Ручьев молчал. Но Таня настаивала:
— Тяжело?
— Было тяжело.
— Что значит было? На первых порах?
— И на первых порах, и вообще…
— А теперь?
— Теперь нет. — Ручьев посмотрел Тане в глаза. — Теперь легко. Теперь все прекрасно. Есть куда ходить в увольнение, есть кому чаем меня напоить, пригреть сироту. — Он улыбнулся. — «и теперь, — как пел все тот же Вертинский, — с новым смыслом и целью я, как птица, гнездо свое вью…»
— Насчет гнезда — рановато… — Таня тоже улыбалась.
— А насчет всего остального? Чая… сироты?
— Насчет чая можете не сомневаться. В любое время. Не будет меня, будет Рена.
Так болтали о пустяках, смеялись, шутили.
Но все время зорко присматривались друг к другу, прислушивались к своим чувствам, обходили опасные места.
Прощаясь, Таня как бы между прочим заметила:
— Скоро конец нашим встречам.
— Конец? — испугался Ручьев.
— Ну, не конец — перерыв.
— Если иметь в виду, что наши встречи происходят два раза в месяц… — пытался пошутить Ручьев.
— Так и будет, — сказала Таня, деловито поправляя воротник его шинели. — я уезжаю на сбор.
— Сбор?
— Сбор. Чего вы удивляетесь? Наши дивизионные спортсмены, в том числе и Татьяна Кравченко, убывают на очередные тренировочные прыжки. Впрочем, это недалеко.
Ручьев сразу поскучнел.
— А… — пробормотал он, — ну ладно. Вернетесь — встретимся…
— Не раньше? — Таня улыбнулась.
Но Ручьев не понял намека.
Он пожал Тане руку и торопливо зашагал в казарму.
А Таня начала убирать со стола.
Было уже больше одиннадцати, когда раздался осторожный стук в дверь.
Чуть не разбив чашку, Таня бросилась открывать.
— Что случилось! — воскликнула она, распахнув дверь.
— Ничего. А что могло случиться? — удивился стоявший на пороге Копылов.
— Ах, это ты, — разочарованно пробормотала Таня, — проходи. Чаю хочешь?
— Хочу! — Копылов радостно потер руки. — А не поздно? Рена не спит? Иду, понимаешь, вижу свет, решил зайти. Ничего?
— Да ничего, ничего, шинель-то сними. Так и будешь в шинели чай пить?
— Слушай, Таня, я ненадолго, — сказал Копылов, снимая шинель, фуражку и с удобством располагаясь у стола, — я насчет Ручьева.
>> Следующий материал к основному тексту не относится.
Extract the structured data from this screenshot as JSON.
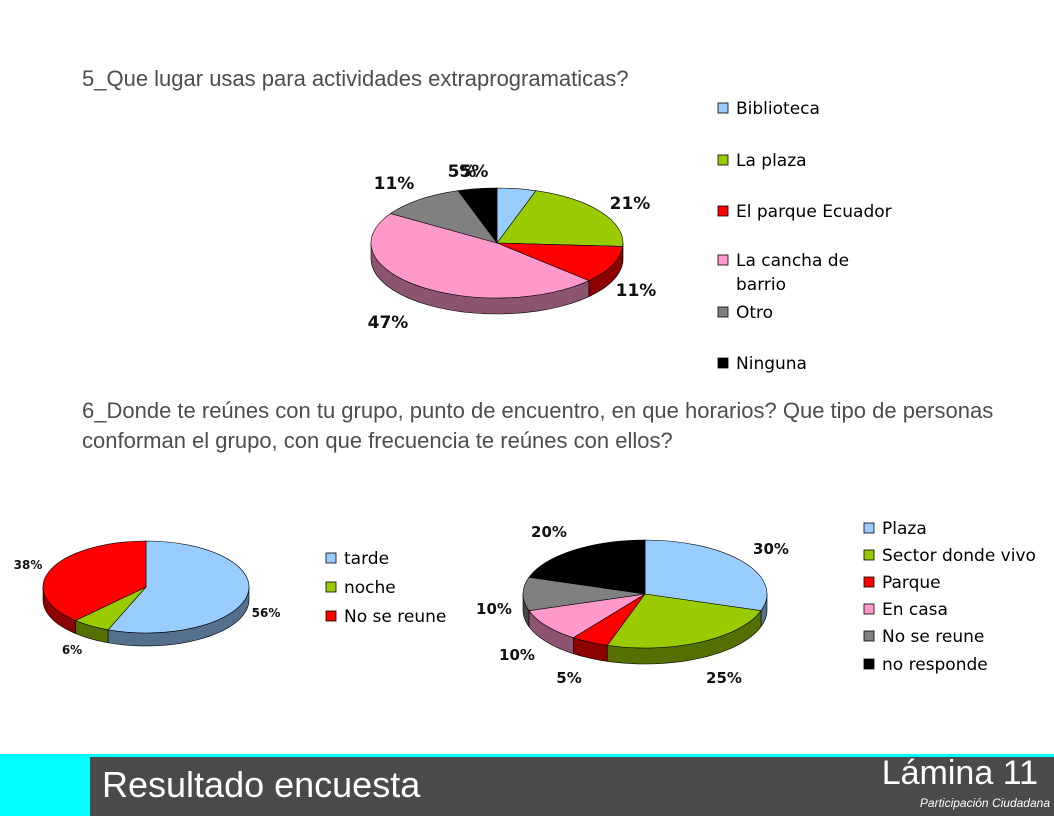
{
  "question5": "5_Que lugar usas para actividades extraprogramaticas?",
  "question6": "6_Donde te reúnes con tu grupo, punto de encuentro, en que horarios? Que tipo de personas conforman el grupo, con que frecuencia te reúnes con ellos?",
  "footer": {
    "title": "Resultado  encuesta",
    "slide": "Lámina 11",
    "subtitle": "Participación Ciudadana"
  },
  "chart_data": [
    {
      "type": "pie",
      "title": "",
      "categories": [
        "Biblioteca",
        "La plaza",
        "El parque Ecuador",
        "La cancha de barrio",
        "Otro",
        "Ninguna"
      ],
      "legend_lines": [
        [
          "Biblioteca"
        ],
        [
          "La plaza"
        ],
        [
          "El parque Ecuador"
        ],
        [
          "La cancha de",
          "barrio"
        ],
        [
          "Otro"
        ],
        [
          "Ninguna"
        ]
      ],
      "values": [
        5,
        21,
        11,
        47,
        11,
        5
      ],
      "labels": [
        "5%",
        "21%",
        "11%",
        "47%",
        "11%",
        "5%"
      ],
      "colors": [
        "#99ccff",
        "#99cc00",
        "#ff0000",
        "#ff99cc",
        "#808080",
        "#000000"
      ],
      "legend_position": "right"
    },
    {
      "type": "pie",
      "title": "",
      "categories": [
        "tarde",
        "noche",
        "No se reune"
      ],
      "legend_lines": [
        [
          "tarde"
        ],
        [
          "noche"
        ],
        [
          "No se reune"
        ]
      ],
      "values": [
        56,
        6,
        38
      ],
      "labels": [
        "56%",
        "6%",
        "38%"
      ],
      "colors": [
        "#99ccff",
        "#99cc00",
        "#ff0000"
      ],
      "legend_position": "right"
    },
    {
      "type": "pie",
      "title": "",
      "categories": [
        "Plaza",
        "Sector donde vivo",
        "Parque",
        "En casa",
        "No se reune",
        "no responde"
      ],
      "legend_lines": [
        [
          "Plaza"
        ],
        [
          "Sector donde vivo"
        ],
        [
          "Parque"
        ],
        [
          "En casa"
        ],
        [
          "No se reune"
        ],
        [
          "no responde"
        ]
      ],
      "values": [
        30,
        25,
        5,
        10,
        10,
        20
      ],
      "labels": [
        "30%",
        "25%",
        "5%",
        "10%",
        "10%",
        "20%"
      ],
      "colors": [
        "#99ccff",
        "#99cc00",
        "#ff0000",
        "#ff99cc",
        "#808080",
        "#000000"
      ],
      "legend_position": "right"
    }
  ]
}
Таня, направившаяся было с чайником на кухню, быстро вернулась.
— Понимаешь, — неторопливо рассуждал Копылов, выбирая в вазочке печенье побольше, — ты же завтра на сбор, так? Через три дня я привезу его туда. Сделаем как договорились. Летим втроем. Надо решить, кто прыгнет первым, ты или я. Вторым-то он. Это ясно. А вот кто первым — надо решить.
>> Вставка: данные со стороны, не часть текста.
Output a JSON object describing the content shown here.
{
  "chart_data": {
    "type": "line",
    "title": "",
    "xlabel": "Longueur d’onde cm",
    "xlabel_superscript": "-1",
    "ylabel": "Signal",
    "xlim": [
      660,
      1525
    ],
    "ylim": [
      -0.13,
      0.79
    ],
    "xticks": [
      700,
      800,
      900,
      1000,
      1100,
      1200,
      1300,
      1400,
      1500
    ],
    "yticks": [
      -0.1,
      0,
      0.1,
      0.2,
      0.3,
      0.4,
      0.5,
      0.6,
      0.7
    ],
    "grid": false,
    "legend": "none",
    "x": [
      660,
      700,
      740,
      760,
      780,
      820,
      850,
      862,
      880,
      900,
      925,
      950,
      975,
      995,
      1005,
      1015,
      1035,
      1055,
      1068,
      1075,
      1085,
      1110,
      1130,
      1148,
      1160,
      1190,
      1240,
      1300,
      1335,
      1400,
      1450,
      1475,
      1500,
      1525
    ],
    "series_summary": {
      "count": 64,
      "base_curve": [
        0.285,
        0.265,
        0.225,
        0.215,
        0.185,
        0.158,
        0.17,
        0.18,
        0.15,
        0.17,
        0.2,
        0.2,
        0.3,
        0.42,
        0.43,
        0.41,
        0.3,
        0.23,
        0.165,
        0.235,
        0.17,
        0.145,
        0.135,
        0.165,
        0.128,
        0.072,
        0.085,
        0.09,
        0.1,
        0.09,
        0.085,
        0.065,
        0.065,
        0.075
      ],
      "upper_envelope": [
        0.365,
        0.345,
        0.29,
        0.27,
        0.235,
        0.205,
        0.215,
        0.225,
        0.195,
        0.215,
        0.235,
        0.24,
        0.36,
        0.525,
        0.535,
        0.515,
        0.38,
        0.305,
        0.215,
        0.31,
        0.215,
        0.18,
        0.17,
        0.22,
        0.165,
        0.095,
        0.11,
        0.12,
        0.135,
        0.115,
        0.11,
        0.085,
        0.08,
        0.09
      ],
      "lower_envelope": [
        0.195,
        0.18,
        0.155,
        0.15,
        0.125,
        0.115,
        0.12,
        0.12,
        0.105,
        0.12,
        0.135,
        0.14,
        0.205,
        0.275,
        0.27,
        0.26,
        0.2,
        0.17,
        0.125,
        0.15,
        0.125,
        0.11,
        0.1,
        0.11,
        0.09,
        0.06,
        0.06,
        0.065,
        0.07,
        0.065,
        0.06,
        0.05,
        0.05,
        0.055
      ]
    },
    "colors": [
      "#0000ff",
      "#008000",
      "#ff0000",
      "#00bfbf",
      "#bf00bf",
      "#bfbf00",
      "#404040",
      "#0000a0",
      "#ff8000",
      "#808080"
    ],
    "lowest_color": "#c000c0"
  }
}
— Решать нечего — ты! — Голос Тани хлопнул, как выстрел.
Копылов удивленно посмотрел на нее, остановив руку с печеньем на полпути.
— Я не против, но если он опять заробеет, лучше, чтоб я с ним остался в самолете.
— Я прыгну после него!
— Да пожалуйста. Чего ты развоевалась? Не понимаю…
— Все. Кончили этот разговор, — резко сказала Таня и вышла, оставив Копылова в недоумении.